Erich Maria Remarque: Drei Kameraden

Lesepunkte: 5 Punkte
AutorIn: Erich M. Remarque
Titel: Drei Kameraden
Verlag: Kiepenheuer & Witsch, 2014 ISBN: 978-3-462-04631-1
Seiten: 592 Preis: 10,00 Euro
Altersempfehlung: All Age

Rezensiert von: Erik Baum [Freiherr-vom-Stein Gymnasium Leverkusen; betreut von Christoph Heckl]

Wo Remarques „Im Westen nichts Neues“ und  „Der Weg zurück“ sicherlich zu den bekanntesten (deutschsprachigen) Werken der Antikriegsliteratur gehören und sich mit der menschenverachtenden Grausamkeit des Krieges bzw. seinen Folgen befassen, schlägt „Drei Kameraden“, das dritte Buch dieser Romanreihe einen spürbar anderen Weg ein und ist weniger als Anklageschrift gegen den Krieg entstanden als vielmehr aus tatsächlichen schriftstellerischen Ambitionen Remarques, der sich damit endgültig als Schriftsteller von Weltrang etablierte.

Im Wesentlichen handelt es sich bei „Drei Kameraden“  um eine Erzählung aus dem Leben des ehemaligen Soldaten Robert Lohkamp, der  aus der gleichen Einheit wie die Protagonisten der ersten beiden Romane stammt und sich gut ein Jahrzehnt nach dem Ende des Krieges mit zwei ehemaligen Kameraden (daher auch der Name) in Berlin eine bescheidene Existenz aufgebaut hat. Lohkamp scheint des Trauma des Krieges halbwegs verwunden zu haben, wird den Leserrinnen und Lesern allerdings als vom Leben gezeichnete  Figur präsentiert, die längst jedwede Zukunftspläne aufgegeben hat und angesichts seiner verzweifelten Situation übermäßig dem Alkohol zuspricht. Dabei ist Lohkamp aber keineswegs labil oder emotional fragil, vielmehr lässt der sich vom Leben vielfach enttäuschte Mechaniker und nach Ende des Krieges mit der Aufarbeitung seiner Traumata alleingelassene Ex-Soldat nur noch treiben. Diese Situation wird jedoch dadurch aufgebrochen, dass der Protagonist die junge Frau Patrice Hollman kennenlernt und sich in sie verliebt.

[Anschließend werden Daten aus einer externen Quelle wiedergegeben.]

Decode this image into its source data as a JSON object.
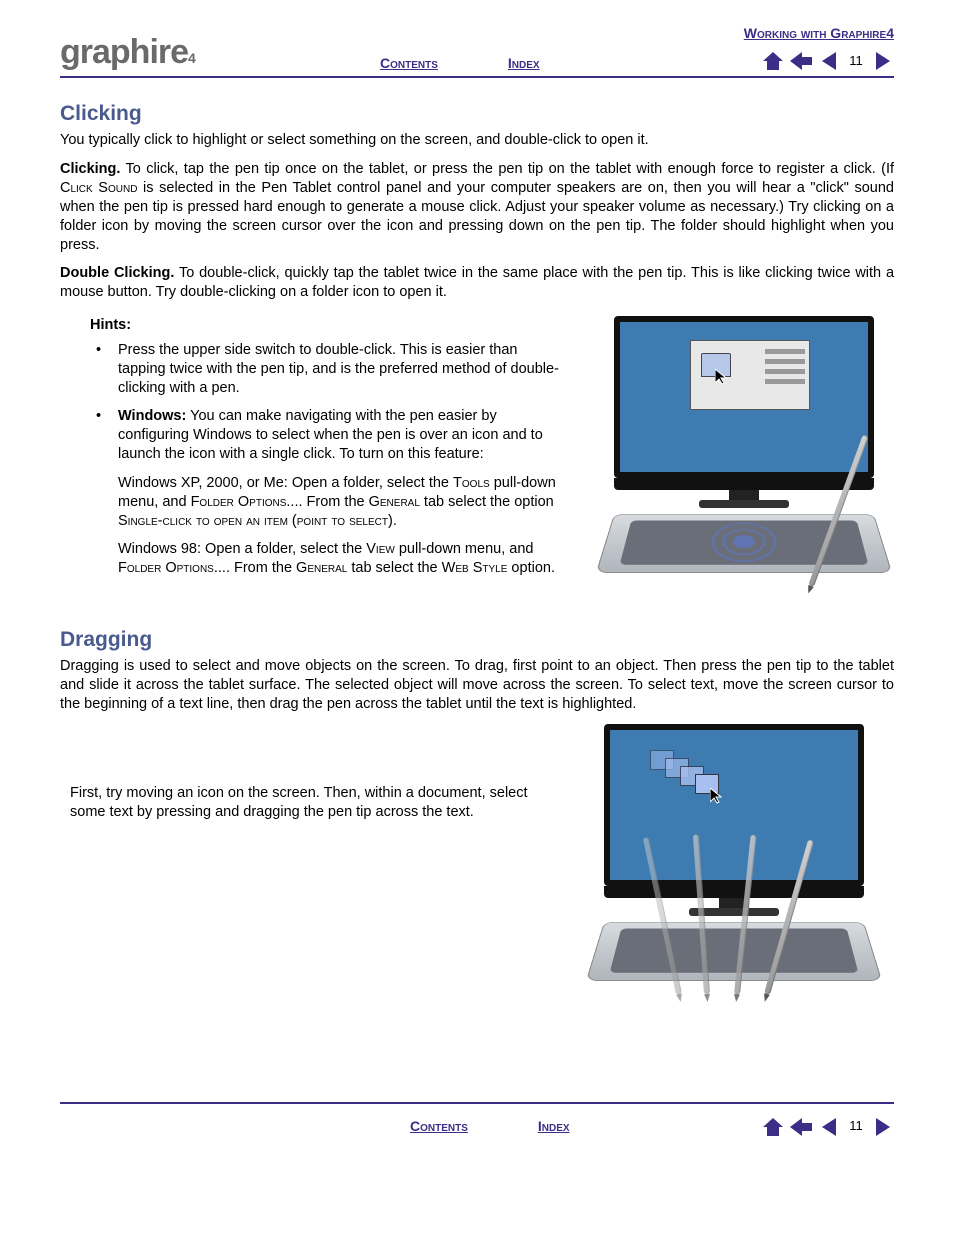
{
  "brand": {
    "name": "graphire",
    "suffix": "4"
  },
  "header": {
    "chapter": "Working with Graphire4",
    "contents": "Contents",
    "index": "Index",
    "page": "11"
  },
  "section1": {
    "title": "Clicking",
    "intro": "You typically click to highlight or select something on the screen, and double-click to open it.",
    "clicking_label": "Clicking.",
    "clicking_body_1": " To click, tap the pen tip once on the tablet, or press the pen tip on the tablet with enough force to register a click.  (If  ",
    "click_sound_sc": "Click Sound",
    "clicking_body_2": " is selected in the Pen Tablet control panel and your computer speakers are on, then you will hear a \"click\" sound when the pen tip is pressed hard enough to generate a mouse click.  Adjust your speaker volume as necessary.)  Try clicking on a folder icon by moving the screen cursor over the icon and pressing down on the pen tip.  The folder should highlight when you press.",
    "dbl_label": "Double Clicking.",
    "dbl_body": "  To double-click, quickly tap the tablet twice in the same place with the pen tip.  This is like clicking twice with a mouse button.  Try double-clicking on a folder icon to open it.",
    "hints_label": "Hints:",
    "hint1": "Press the upper side switch to double-click.  This is easier than tapping twice with the pen tip, and is the preferred method of double-clicking with a pen.",
    "hint2_label": "Windows:",
    "hint2_body": " You can make navigating with the pen easier by configuring Windows to select when the pen is over an icon and to launch the icon with a single click.  To turn on this feature:",
    "hint2_p1_a": "Windows XP, 2000, or Me: Open a folder, select the ",
    "hint2_p1_tools": "Tools",
    "hint2_p1_b": " pull-down menu, and ",
    "hint2_p1_folder": "Folder Options...",
    "hint2_p1_c": ".  From the ",
    "hint2_p1_gen": "General",
    "hint2_p1_d": " tab select the option ",
    "hint2_p1_single": "Single-click to open an item (point to select)",
    "hint2_p1_e": ".",
    "hint2_p2_a": "Windows 98: Open a folder, select the ",
    "hint2_p2_view": "View",
    "hint2_p2_b": " pull-down menu, and ",
    "hint2_p2_folder": "Folder Options...",
    "hint2_p2_c": ".  From the ",
    "hint2_p2_gen": "General",
    "hint2_p2_d": " tab select the ",
    "hint2_p2_web": "Web Style",
    "hint2_p2_e": " option."
  },
  "section2": {
    "title": "Dragging",
    "intro": "Dragging is used to select and move objects on the screen.  To drag, first point to an object.  Then press the pen tip to the tablet and slide it across the tablet surface.  The selected object will move across the screen.  To select text, move the screen cursor to the beginning of a text line, then drag the pen across the tablet until the text is highlighted.",
    "aside": "First, try moving an icon on the screen.  Then, within a document, select some text by pressing and dragging the pen tip across the text."
  },
  "footer": {
    "contents": "Contents",
    "index": "Index",
    "page": "11"
  }
}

Was folgt, ist eine zutiefst emotionale und mitreißende Liebesgeschichte mit einem tragischen Ende, die von jedweder Form von Kitsch nicht weiter entfernt sein könnte. In dem von der Wirtschaftskrise und politischer Instabilität schwer getroffenen Berlin der zwanziger Jahre inszeniert Remarque mit einer zugleich unfassbar ausdrucksstarken wie poetischen Sprache das Aufeinandertreffen zweier verlorener Seelen, die sich haltsuchend aneinanderklammern, um nicht in den Strudel aus Hoffnungslosigkeit und Elend, der die Welt erfasst zu haben scheint, unterzugehen. Dies tut er virtuos mit einer Tiefe und Authenzität, die noch über jene der Vorgängerromane hinausgeht.

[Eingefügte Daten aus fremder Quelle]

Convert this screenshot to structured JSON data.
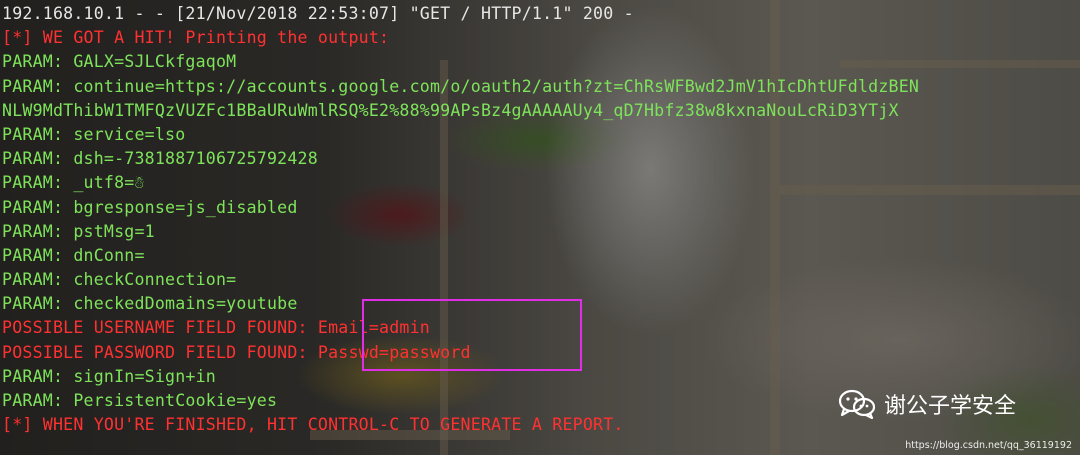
{
  "terminal": {
    "lines": [
      {
        "text": "192.168.10.1 - - [21/Nov/2018 22:53:07] \"GET / HTTP/1.1\" 200 -",
        "color": "white"
      },
      {
        "text": "[*] WE GOT A HIT! Printing the output:",
        "color": "red"
      },
      {
        "text": "PARAM: GALX=SJLCkfgaqoM",
        "color": "green"
      },
      {
        "text": "PARAM: continue=https://accounts.google.com/o/oauth2/auth?zt=ChRsWFBwd2JmV1hIcDhtUFdldzBEN",
        "color": "green"
      },
      {
        "text": "NLW9MdThibW1TMFQzVUZFc1BBaURuWmlRSQ%E2%88%99APsBz4gAAAAAUy4_qD7Hbfz38w8kxnaNouLcRiD3YTjX",
        "color": "green"
      },
      {
        "text": "PARAM: service=lso",
        "color": "green"
      },
      {
        "text": "PARAM: dsh=-7381887106725792428",
        "color": "green"
      },
      {
        "text": "PARAM: _utf8=☃",
        "color": "green"
      },
      {
        "text": "PARAM: bgresponse=js_disabled",
        "color": "green"
      },
      {
        "text": "PARAM: pstMsg=1",
        "color": "green"
      },
      {
        "text": "PARAM: dnConn=",
        "color": "green"
      },
      {
        "text": "PARAM: checkConnection=",
        "color": "green"
      },
      {
        "text": "PARAM: checkedDomains=youtube",
        "color": "green"
      },
      {
        "text": "POSSIBLE USERNAME FIELD FOUND: Email=admin",
        "color": "red"
      },
      {
        "text": "POSSIBLE PASSWORD FIELD FOUND: Passwd=password",
        "color": "red"
      },
      {
        "text": "PARAM: signIn=Sign+in",
        "color": "green"
      },
      {
        "text": "PARAM: PersistentCookie=yes",
        "color": "green"
      },
      {
        "text": "[*] WHEN YOU'RE FINISHED, HIT CONTROL-C TO GENERATE A REPORT.",
        "color": "red"
      }
    ]
  },
  "colors": {
    "white": "#e6e6e6",
    "red": "#ff3131",
    "green": "#7ee35a",
    "highlight": "#e02ee6"
  },
  "watermark": {
    "text": "谢公子学安全",
    "icon": "wechat-icon"
  },
  "small_watermark": {
    "text": "https://blog.csdn.net/qq_36119192"
  }
}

Durch Patrice lernt Lohkamp wieder Hoffnung kennen und erfährt zum ersten Mal seit langer Zeit wieder so etwas wie Glück. Tatsächlich ist es aber nicht diese Liebesgeschichte an sich, die „Drei Kameraden“ zu einem gelungenen Buch macht, vielmehr sind es die tiefgründigen Reflexionen und Gedankenwelten des Protagonisten, die dem Werk so etwas wie eine innere Wahrheit über das Leben in all seinen Facetten verleihen. Dadurch liest sich der Roman ungemein befriedigend, intensiv und mitreißend. Und diese innere Wahrheit in Verbindung mit dem zutiefst tragischen und aufwühlenden Ende ist es auch, die das Gesamtwerk trotz seiner beachtlichen Länge und teils recht ausführlichen Abschweifungen in sich geschlossen, einheitlich und prägnant erscheinen lässt.

„Drei Kameraden“ ist ein kluges, ein intelligentes Buch, das sich und seine Charaktere derart geschickt präsentiert, dass man beim Lesen regelrecht hineingesogen wird.  Es ist ein Buch voller Tiefgründigkeit sowohl bezüglich der Charaktere selbst als auch der Überlegungen und Ansichten, die sie äußern. Ich persönlich bin zutiefst beeindruckt von diesem Roman, der zugleich ein Lehrstück über das Leben ist, voller Wahrheiten und unbeantworteter Fragen, die unweigerlich zum Nachdenken anregen und kann, nein, muss ihn unbedingt wärmstens weiterempfehlen. In meinem ganzen Leben war ich noch nie so beeindruckt von einem Stück Literatur.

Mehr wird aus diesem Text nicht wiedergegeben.